Revenue registered $744 million, up 13% from a year earlier and surpassing the FactSet consensus $722.4 million. 

The revenue increase resulted primarily from mix, higher fuel surcharge, and the strengthening of the Mexican peso against the U.S. dollar, the company said.

Overall, carload volumes were down 3% from a year ago, due primarily to such factors as auto-plant shutdowns driven by the global microchip shortage and increased regulation of refined fuel product shipments into Mexico, resulting in supply-chain disruptions.

Kansas City Southern also cited service interruptions at the Lázaro Cárdenas port in Mexico due to Kansas City Southern of Mexico’s right-of-way blockages resulting from teachers' protests.

"We are encouraged that despite several commercial headwinds, our network is performing extremely well and we are delivering near record velocity and dwell," Patrick Ottensmeyer, KCS president and chief executive, said in a statement.

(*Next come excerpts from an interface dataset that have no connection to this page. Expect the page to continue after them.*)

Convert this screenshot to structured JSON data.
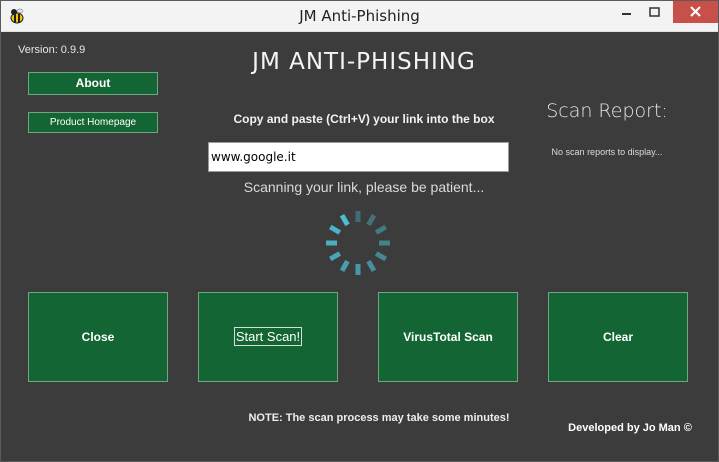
{
  "window": {
    "title": "JM Anti-Phishing"
  },
  "app": {
    "version": "Version: 0.9.9",
    "heading": "JM ANTI-PHISHING",
    "about_label": "About",
    "homepage_label": "Product Homepage",
    "instruction": "Copy and paste (Ctrl+V) your link into the box",
    "url_value": "www.google.it",
    "scanning_text": "Scanning your link, please be patient...",
    "scan_report_title": "Scan Report:",
    "scan_report_text": "No scan reports to display...",
    "buttons": {
      "close": "Close",
      "start_scan": "Start Scan!",
      "virustotal": "VirusTotal Scan",
      "clear": "Clear"
    },
    "note": "NOTE: The scan process may take some minutes!",
    "developer": "Developed by Jo Man ©"
  },
  "colors": {
    "background": "#3c3c3c",
    "button_green": "#136633",
    "close_red": "#c7504b",
    "spinner": "#4fc3d9"
  }
}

Velocity is time from origin to destination. Dwell is the amount of time a traincar spends at a terminal.

Last month, Kansas City Southern said it would accept a $27.2 billion cash-and-stock offer from Canadian Pacific. Kansas City had earlier accepted an offer from Canada National.

"This historic combination will enhance competition, create new options for customers, and support economic growth in North America," Ottensmeyer said.